Upload and download documents
Upload documents
To upload additional documents in a library:
- In the documents list view of the Documents tab, select Upload documents .
- Select Add files.
- Select the files to upload.
- In the Settings tab:
- Switch on Pdf document view to process with the expert.ai Extract technology and view the PDF files in order to work on them in their original format. If not switched, all the documents are converted with the Apache Tika toolkit and used as txt files.
- Select or deselect Enable or disable table and title detection to enable or disable table and title detection
- Select or deselect Enable or disable OCR extraction to enable or disable OCR extraction
- Switch off Autodetect language to disable automatic language detection. Select the preferred language manually from the Select language drop-down list.

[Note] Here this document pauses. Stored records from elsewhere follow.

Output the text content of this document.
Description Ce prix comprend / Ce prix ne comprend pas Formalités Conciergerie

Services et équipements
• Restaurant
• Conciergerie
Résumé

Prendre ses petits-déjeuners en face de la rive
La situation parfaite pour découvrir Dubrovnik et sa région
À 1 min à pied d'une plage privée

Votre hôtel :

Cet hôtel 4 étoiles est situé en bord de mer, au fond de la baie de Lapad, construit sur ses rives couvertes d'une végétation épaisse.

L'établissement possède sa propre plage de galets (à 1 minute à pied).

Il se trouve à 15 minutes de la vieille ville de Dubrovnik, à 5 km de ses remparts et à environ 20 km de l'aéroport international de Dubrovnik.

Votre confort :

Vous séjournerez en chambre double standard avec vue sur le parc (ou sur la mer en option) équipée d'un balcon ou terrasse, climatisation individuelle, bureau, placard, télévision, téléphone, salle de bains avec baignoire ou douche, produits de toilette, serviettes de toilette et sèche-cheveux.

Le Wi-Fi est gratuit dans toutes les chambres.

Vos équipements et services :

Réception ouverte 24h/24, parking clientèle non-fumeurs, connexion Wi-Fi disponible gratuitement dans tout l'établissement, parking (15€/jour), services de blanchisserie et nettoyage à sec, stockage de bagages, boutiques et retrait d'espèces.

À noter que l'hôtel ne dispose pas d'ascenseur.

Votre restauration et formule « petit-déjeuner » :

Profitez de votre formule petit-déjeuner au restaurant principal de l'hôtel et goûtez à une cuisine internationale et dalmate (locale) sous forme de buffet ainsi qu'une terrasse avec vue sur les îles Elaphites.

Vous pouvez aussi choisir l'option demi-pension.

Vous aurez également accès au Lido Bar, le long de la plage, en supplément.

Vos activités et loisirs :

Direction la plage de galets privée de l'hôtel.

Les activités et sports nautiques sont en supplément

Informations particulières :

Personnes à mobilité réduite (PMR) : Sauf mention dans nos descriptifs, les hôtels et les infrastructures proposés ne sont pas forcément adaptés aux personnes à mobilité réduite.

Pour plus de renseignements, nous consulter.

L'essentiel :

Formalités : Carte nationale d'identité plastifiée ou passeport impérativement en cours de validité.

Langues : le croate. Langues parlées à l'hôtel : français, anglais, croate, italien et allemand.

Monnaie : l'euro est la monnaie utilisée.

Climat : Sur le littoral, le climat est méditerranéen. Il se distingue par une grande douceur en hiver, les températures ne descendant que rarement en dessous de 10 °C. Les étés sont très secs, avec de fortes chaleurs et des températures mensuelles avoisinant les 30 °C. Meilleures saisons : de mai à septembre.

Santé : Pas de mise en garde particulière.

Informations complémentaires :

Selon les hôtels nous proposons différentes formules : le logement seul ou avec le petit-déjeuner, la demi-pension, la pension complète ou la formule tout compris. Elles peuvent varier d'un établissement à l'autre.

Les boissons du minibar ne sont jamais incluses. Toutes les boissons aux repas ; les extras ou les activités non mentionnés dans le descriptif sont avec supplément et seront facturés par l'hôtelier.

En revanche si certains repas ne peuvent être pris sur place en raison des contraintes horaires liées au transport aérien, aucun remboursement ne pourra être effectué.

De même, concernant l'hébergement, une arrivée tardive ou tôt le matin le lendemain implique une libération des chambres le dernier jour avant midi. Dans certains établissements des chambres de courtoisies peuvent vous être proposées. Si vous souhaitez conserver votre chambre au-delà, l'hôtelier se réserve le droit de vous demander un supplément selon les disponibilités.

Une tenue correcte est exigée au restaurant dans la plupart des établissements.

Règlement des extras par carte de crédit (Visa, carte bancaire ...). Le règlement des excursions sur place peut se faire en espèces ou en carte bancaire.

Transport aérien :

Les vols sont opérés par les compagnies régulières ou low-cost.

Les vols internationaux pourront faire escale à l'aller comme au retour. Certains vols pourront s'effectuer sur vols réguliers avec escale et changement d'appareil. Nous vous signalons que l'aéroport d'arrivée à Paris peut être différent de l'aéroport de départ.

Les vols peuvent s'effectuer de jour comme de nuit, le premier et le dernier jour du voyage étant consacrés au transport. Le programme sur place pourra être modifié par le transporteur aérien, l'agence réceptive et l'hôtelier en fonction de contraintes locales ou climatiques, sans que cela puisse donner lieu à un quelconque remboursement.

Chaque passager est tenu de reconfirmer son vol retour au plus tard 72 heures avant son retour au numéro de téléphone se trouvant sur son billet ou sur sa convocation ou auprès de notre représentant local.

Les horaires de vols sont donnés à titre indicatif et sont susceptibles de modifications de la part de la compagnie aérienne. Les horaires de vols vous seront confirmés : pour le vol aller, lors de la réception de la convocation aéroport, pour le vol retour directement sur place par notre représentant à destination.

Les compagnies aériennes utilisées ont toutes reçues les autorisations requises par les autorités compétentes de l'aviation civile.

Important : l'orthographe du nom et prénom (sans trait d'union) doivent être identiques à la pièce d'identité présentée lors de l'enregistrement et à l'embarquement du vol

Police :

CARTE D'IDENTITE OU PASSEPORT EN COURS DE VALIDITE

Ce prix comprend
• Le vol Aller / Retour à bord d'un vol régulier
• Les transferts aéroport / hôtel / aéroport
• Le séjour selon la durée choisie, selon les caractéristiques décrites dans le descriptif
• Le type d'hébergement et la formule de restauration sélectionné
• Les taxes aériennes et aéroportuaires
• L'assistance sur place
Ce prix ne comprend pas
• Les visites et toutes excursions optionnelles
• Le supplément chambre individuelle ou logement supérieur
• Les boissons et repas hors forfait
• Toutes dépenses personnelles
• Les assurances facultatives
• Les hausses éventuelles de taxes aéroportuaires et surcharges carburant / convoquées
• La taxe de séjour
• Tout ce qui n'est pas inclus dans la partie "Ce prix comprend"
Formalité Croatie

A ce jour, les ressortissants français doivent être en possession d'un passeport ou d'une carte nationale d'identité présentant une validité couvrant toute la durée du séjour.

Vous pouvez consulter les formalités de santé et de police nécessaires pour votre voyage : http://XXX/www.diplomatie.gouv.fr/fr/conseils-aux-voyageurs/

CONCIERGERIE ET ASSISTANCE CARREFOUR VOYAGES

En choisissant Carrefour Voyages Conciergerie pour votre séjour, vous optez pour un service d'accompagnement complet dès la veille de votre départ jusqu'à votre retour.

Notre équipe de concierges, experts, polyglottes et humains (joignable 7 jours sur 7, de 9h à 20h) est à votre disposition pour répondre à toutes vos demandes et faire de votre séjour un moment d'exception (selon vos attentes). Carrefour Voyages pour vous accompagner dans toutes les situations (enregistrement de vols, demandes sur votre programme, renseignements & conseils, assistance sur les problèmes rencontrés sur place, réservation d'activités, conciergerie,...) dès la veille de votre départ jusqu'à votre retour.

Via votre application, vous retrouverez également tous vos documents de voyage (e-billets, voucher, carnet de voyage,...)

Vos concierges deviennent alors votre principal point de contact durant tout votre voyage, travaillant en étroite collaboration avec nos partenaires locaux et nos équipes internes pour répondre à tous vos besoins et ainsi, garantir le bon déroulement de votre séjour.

- Switch off Autodetect encoding to disable the automatic character encoding detection. Select manually the preferred encoding from the Select encoding drop-down list.
- Select Save as corpus to save your documents as a corpus and type a name for it.
- In the Documents tab:
- Display the documents and folders list to upload. They can be deleted by clicking on the X button at the right of the file name.
- In the Settings tab:
-
Select Upload.
Note
To update the number of documents select Reload in the lower right corner notification.
Or:
- Upload documents from the library dashboard
Supported formats and limits
Supported document formats are those managed by the Apache Tika toolkit. Documents are automatically converted to plain text files during upload.
Documents are ignored if:
- They are empty.
- They mainly consist of nonsense words.
- Their language is unrecognized or not supported (in case of automatic language recognition).
-
They exceed the following values:
- 200 MB for
.zip
files. - 1 MB for
.txt
files. - 100 MB for other file types.
- 200 MB for
At most the first 50KB of text is considered for each document.
Download documents
- In the list view of the Documents tab, in toolbar to the right, select Export .
- In the Export documents window, Export panel, enter the filename or confirm the suggested one and confirm the Extension.
- Documents are pre-processed when uploaded and spacing is affected. For example, a sequence of empty lines is compressed to one. If you want to export documents with their original spacing, check Include original text spaced documents.
-
Select the Export filter to filter the document set to export:
- Confirm All documents to download the whole corpus (set by default).
Or:
-
Select Filtered documents to download a filtered list of the documents according to the following available filters:
- Documents with annotations.
- Documents with extractions.
- Current list of filtered documents.
- Select Export.
- In the Download tab, or in the notification in the lower right corner, select Download to download a documents set of your interest.